More than half of organisations are still running some version of Windows XP operating system, despite the fact that Microsoft stopped supporting the platform almost two years ago.
This is according to a new report by Spiceworks, a professional network for the information technology industry.
When it comes to Windows Vista, whose end of life is approaching next week (April 11, 2017), the situation is no better – nine per cent of all businesses worldwide are using it.
That means, unless something changes overnight, almost two thirds of businesses worldwide (61 per cent) will have at least one machine in their network that runs an operating systems which no longer receives security patches or vulnerability updates.
However, that’s the key point here – at least one machine. In general, businesses have been migrating to newer versions of the OS. Looking at all of business PCs, globally, Windows XP is running on 14 per cent of them. Windows 10, on the other hand, has now been adopted by 54 per cent of businesses. Windows 7 remains the most popular version of the OS, with a business penetration rate of 87 per cent.

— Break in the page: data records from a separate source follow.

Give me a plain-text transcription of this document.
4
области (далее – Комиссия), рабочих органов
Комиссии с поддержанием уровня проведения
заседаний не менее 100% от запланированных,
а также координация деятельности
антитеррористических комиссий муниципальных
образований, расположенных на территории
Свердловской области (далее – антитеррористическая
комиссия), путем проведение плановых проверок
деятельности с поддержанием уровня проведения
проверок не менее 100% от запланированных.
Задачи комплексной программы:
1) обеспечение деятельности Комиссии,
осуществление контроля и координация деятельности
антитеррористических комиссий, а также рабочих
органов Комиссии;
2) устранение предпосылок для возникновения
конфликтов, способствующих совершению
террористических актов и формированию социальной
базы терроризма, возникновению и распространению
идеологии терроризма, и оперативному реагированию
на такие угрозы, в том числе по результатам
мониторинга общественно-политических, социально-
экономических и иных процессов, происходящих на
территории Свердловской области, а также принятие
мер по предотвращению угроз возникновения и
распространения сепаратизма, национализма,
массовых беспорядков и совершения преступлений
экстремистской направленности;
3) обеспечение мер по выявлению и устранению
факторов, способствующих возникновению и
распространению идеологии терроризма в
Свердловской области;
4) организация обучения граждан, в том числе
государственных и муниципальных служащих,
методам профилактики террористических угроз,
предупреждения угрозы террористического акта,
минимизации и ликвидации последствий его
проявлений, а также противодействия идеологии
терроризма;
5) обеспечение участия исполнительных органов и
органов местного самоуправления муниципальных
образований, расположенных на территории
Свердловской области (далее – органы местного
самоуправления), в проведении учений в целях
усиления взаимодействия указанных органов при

“Windows Vista isn’t nearly as common in business as Windows XP, but the approaching Vista end of support date serves as a good reminder to upgrade PCs still running unsupported operating systems,” said Peter Tsai, senior technology analyst at Spiceworks.
“Although some IT departments aren’t able to upgrade on time due to a lack of time or budget, it’s critical for IT professionals to make a business case for more resources, given the security risks of running operating systems with unpatched vulnerabilities.”